Use metrics and dashboards of kube-scheduler - Container Service for Kubernetes

kube-scheduler is the default scheduler of Kubernetes clusters. This component is responsible for scheduling pods to run on appropriate cluster nodes. This topic describes the metrics of kube-scheduler. This topic also describes how to use the dashboards of kube-scheduler and provides suggestions on how to troubleshoot common metric anomalies.

Usage notes

Dashboard access

For more information, see View control plane component dashboards in ACK Pro clusters.

Metrics

Metrics can indicate the status and parameter settings of a component. The following table describes the metrics supported by kube-scheduler.

Metric	Type	Description
scheduler_scheduler_cache_size	Gauge	The numbers of nodes, pods, and assumed pods in the scheduler cache.
scheduler_pending_pods	Gauge	The number of pending pods. Pending pods consist of the following types: unschedulable: unschedulable pods. backoff: backoff queue pods, which are the pods that fail to be scheduled due to specific reasons. active: active queue pods, which are the pods ready to be scheduled.
scheduler_pod_scheduling_attempts_bucket	Histogram	The number of times that the scheduler attempts to schedule pods. The bucket thresholds are defined as the set `{1, 2, 4, 8, 16}`.
memory_utilization_byte	Gauge	The memory usage. Unit: bytes.
cpu_utilization_core	Gauge	The used CPU capacity. Unit: core.
rest_client_requests_total	Counter	The number of HTTP requests calculated based on status codes, methods, and hosts.
rest_client_request_duration_seconds_bucket	Histogram	The HTTP response latency calculated based on Verbs and URLs.

Note

The following resource utilization metrics are deprecated. Remove any alerts and monitoring data that depend on these metrics at the earliest opportunity:

cpu_utilization_ratio: CPU utilization.
memory_utilization_ratio: Memory utilization.

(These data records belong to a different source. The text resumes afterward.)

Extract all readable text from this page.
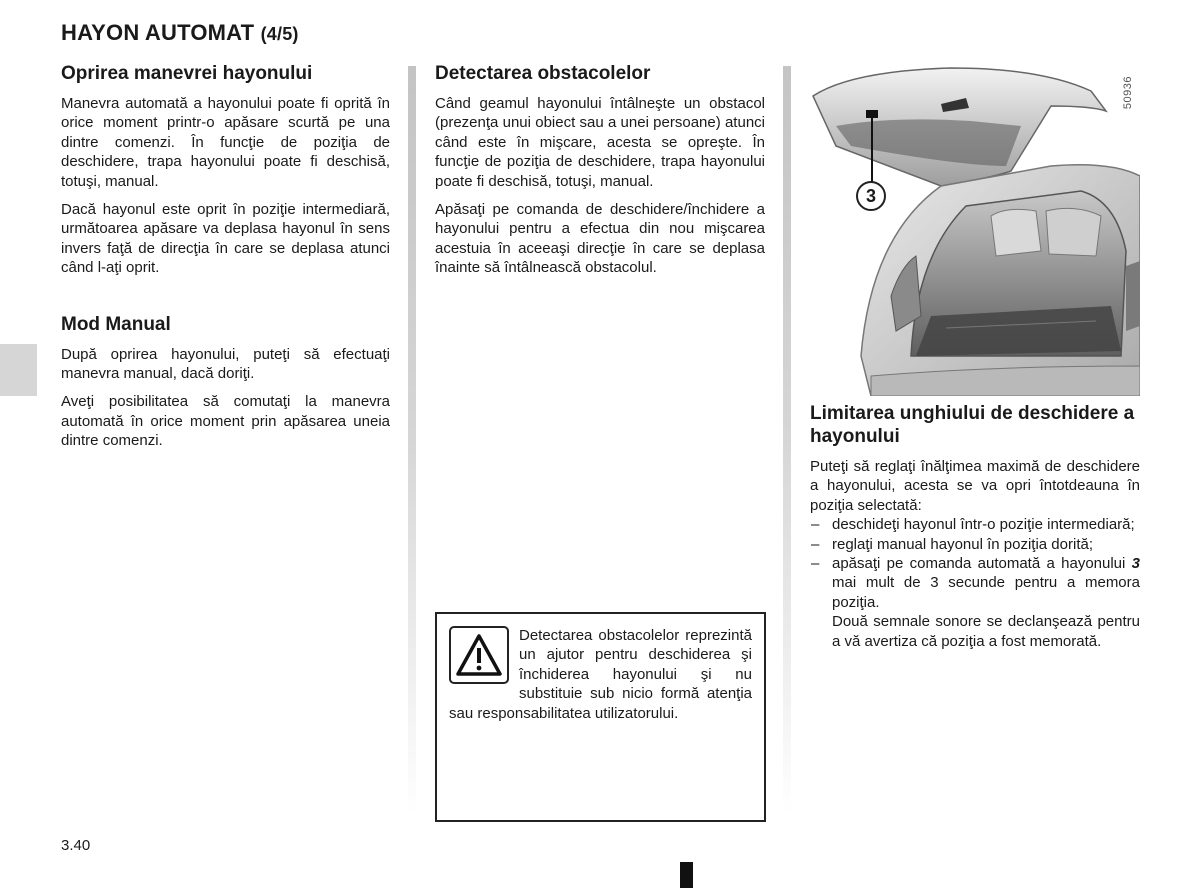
HAYON AUTOMAT (4/5)
Oprirea manevrei hayonului

Manevra automată a hayonului poate fi oprită în orice moment printr-o apăsare scurtă pe una dintre comenzi. În funcţie de poziţia de deschidere, trapa hayonului poate fi deschisă, totuşi, manual.

Dacă hayonul este oprit în poziţie intermediară, următoarea apăsare va deplasa hayonul în sens invers faţă de direcţia în care se deplasa atunci când l-aţi oprit.

Mod Manual

După oprirea hayonului, puteţi să efectuaţi manevra manual, dacă doriţi.

Aveţi posibilitatea să comutaţi la manevra automată în orice moment prin apăsarea uneia dintre comenzi.

Detectarea obstacolelor

Când geamul hayonului întâlneşte un obstacol (prezenţa unui obiect sau a unei persoane) atunci când este în mişcare, acesta se opreşte. În funcţie de poziţia de deschidere, trapa hayonului poate fi deschisă, totuşi, manual.

Apăsaţi pe comanda de deschidere/închidere a hayonului pentru a efectua din nou mişcarea acestuia în aceeaşi direcţie în care se deplasa înainte să întâlnească obstacolul.

Detectarea obstacolelor reprezintă un ajutor pentru deschiderea şi închiderea hayonului şi nu substituie sub nicio formă atenţia sau responsabilitatea utilizatorului.

50936
3
Limitarea unghiului de deschidere a hayonului

Puteţi să reglaţi înălţimea maximă de deschidere a hayonului, acesta se va opri întotdeauna în poziţia selectată:

– deschideţi hayonul într-o poziţie intermediară;
– reglaţi manual hayonul în poziţia dorită;
– apăsaţi pe comanda automată a hayonului 3 mai mult de 3 secunde pentru a memora poziţia.
Două semnale sonore se declanşează pentru a vă avertiza că poziţia a fost memorată.
3.40
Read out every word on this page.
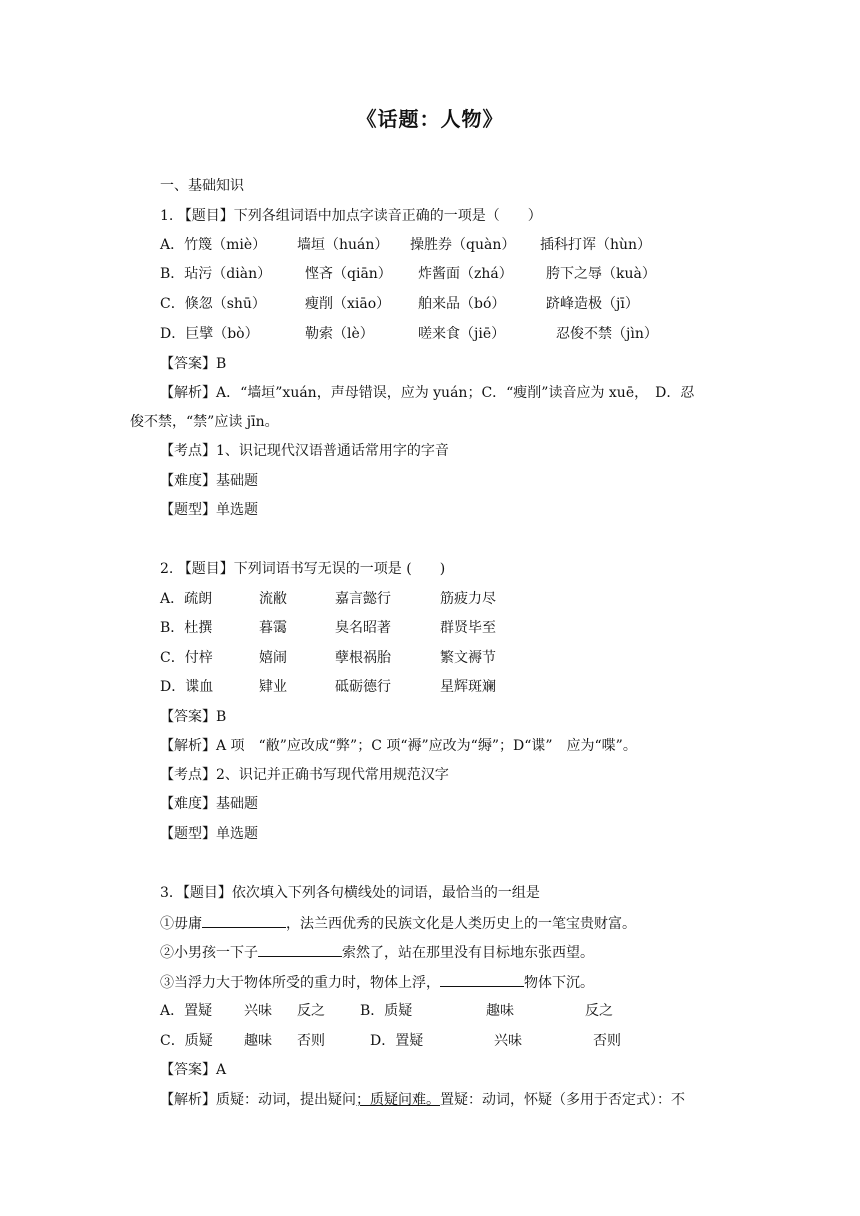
《话题：人物》
一、基础知识
1. 【题目】下列各组词语中加点字读音正确的一项是（　　）
A．竹篾（miè） 墙垣（huán） 操胜券（quàn） 插科打诨（hùn）
B．玷污（diàn） 悭吝（qiān） 炸酱面（zhá） 胯下之辱（kuà）
C．倏忽（shū）	瘦削（xiāo） 舶来品（bó）	跻峰造极（jī）
D．巨擘（bò）	勒索（lè）	嗟来食（jiē）	忍俊不禁（jìn）
【答案】B
【解析】A．“墙垣”xuán，声母错误，应为 yuán；C．“瘦削”读音应为 xuē，　D．忍
俊不禁，“禁”应读 jīn。
【考点】1、识记现代汉语普通话常用字的字音
【难度】基础题
【题型】单选题
2. 【题目】下列词语书写无误的一项是 (　　)
A．疏朗	流敝	嘉言懿行	筋疲力尽
B．杜撰	暮霭	臭名昭著	群贤毕至
C．付梓	嬉闹	孽根祸胎	繁文褥节
D．谍血	肄业	砥砺德行	星辉斑斓
【答案】B
【解析】A 项　“敝”应改成“弊”；C 项“褥”应改为“缛”；D“谍”　应为“喋”。
【考点】2、识记并正确书写现代常用规范汉字
【难度】基础题
【题型】单选题
3．【题目】依次填入下列各句横线处的词语，最恰当的一组是
①毋庸	，法兰西优秀的民族文化是人类历史上的一笔宝贵财富。
②小男孩一下子	索然了，站在那里没有目标地东张西望。
③当浮力大于物体所受的重力时，物体上浮，	物体下沉。
A．置疑 兴味 反之	B．质疑	趣味	反之
C．质疑 趣味 否则	D．置疑	兴味	否则
【答案】A
【解析】质疑：动词，提出疑问；质疑问难。置疑：动词，怀疑（多用于否定式）：不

Usage notes for dashboards

Dashboards are generated based on metrics and Prometheus Query Language (PromQL). The following sections describe the observability and features of the dashboards of kube-scheduler.

If the metrics of kube-apiserver become abnormal, check whether the metric anomalies described in the following sections exist. If metric anomalies that are not described in the following sections occur, submit a ticket.

Overview

Observability

Features

Metric	PromQL	Description
Scheduler Pending Pods	scheduler_pending_pods{job="ack-scheduler"}	The number of pending pods. Pending pods consist of the following types: unschedulable: unschedulable pods. backoff: backoff queue pods, which are the pods that fail to be scheduled due to specific reasons. active: active queue pods, which are the pods ready to be scheduled.
Number of Scheduler attempts to successfully schedule a pod	histogram_quantile($quantile, sum(rate(scheduler_pod_scheduling_attempts_bucket{job="ack-scheduler"}[$interval])) by (pod, le))	The number of times that kube-scheduler attempts to schedule pods. The bucket thresholds are defined as the set `{1, 2, 4, 8, 16}`.
Scheduler cache Data Statistics	scheduler_scheduler_cache_size{job="ack-scheduler",type="nodes"} scheduler_scheduler_cache_size{job="ack-scheduler",type="pods"} scheduler_scheduler_cache_size{job="ack-scheduler",type="assumed_pods"}	The numbers of nodes, pods, and assumed pods in the scheduler cache.

Resources

Observability

Features

Metric	PromQL	Description
Memory Usage	memory_utilization_byte{container="kube-scheduler"}	The memory usage. Unit: bytes.
CPU Usage	cpu_utilization_core{container="kube-scheduler"}*1000	The used CPU capacity. Unit: millicore.

Kube API

Observability

Features

Metric	PromQL	Description
Kube API Request QPS	sum(rate(rest_client_requests_total{job="ack-scheduler",code=~"2.."}[$interval])) by (method,code) sum(rate(rest_client_requests_total{job="ack-scheduler",code=~"3.."}[$interval])) by (method,code) sum(rate(rest_client_requests_total{job="ack-scheduler",code=~"4.."}[$interval])) by (method,code) sum(rate(rest_client_requests_total{job="ack-scheduler",code=~"5.."}[$interval])) by (method,code)	The number of HTTP requests sent from kube-scheduler to kube-apiserver per second. The queries per second (QPS) value is calculated based on status codes, methods, and hosts.
Kube API Request Latency	histogram_quantile($quantile, sum(rate(rest_client_request_duration_seconds_bucket{job="ack-scheduler"}[$interval])) by (verb,url,le))	The time interval between a request sent by kube-scheduler and a response returned by kube-apiserver. The latency is calculated based on Verbs and URLs.

Common metric anomalies

Scheduler Pods

Normal case	Anomaly	Anomaly description	Suggestion
The number of scheduler pods is equal to or greater than 1.	The number of scheduler pods is 0.	No scheduler pods exist in the cluster.	Check whether the Deployment or StatefulSet corresponding to kube-scheduler exists. Check whether the scheduler pods are manually terminated by other users.

Scheduler Pending Pods

Normal case	Anomaly	Anomaly description	Suggestion
Pod scheduling is consistently slow.	The number of unschedulable pods continuously increases. The number of unschedulable pods does not decrease after other pods are terminated.	The resource requests of the pods in the cluster are not properly configured or the cluster does not have sufficient nodes.	Check whether the cluster has sufficient nodes for pod scheduling. Check whether improper pod affinity and attributes are configured.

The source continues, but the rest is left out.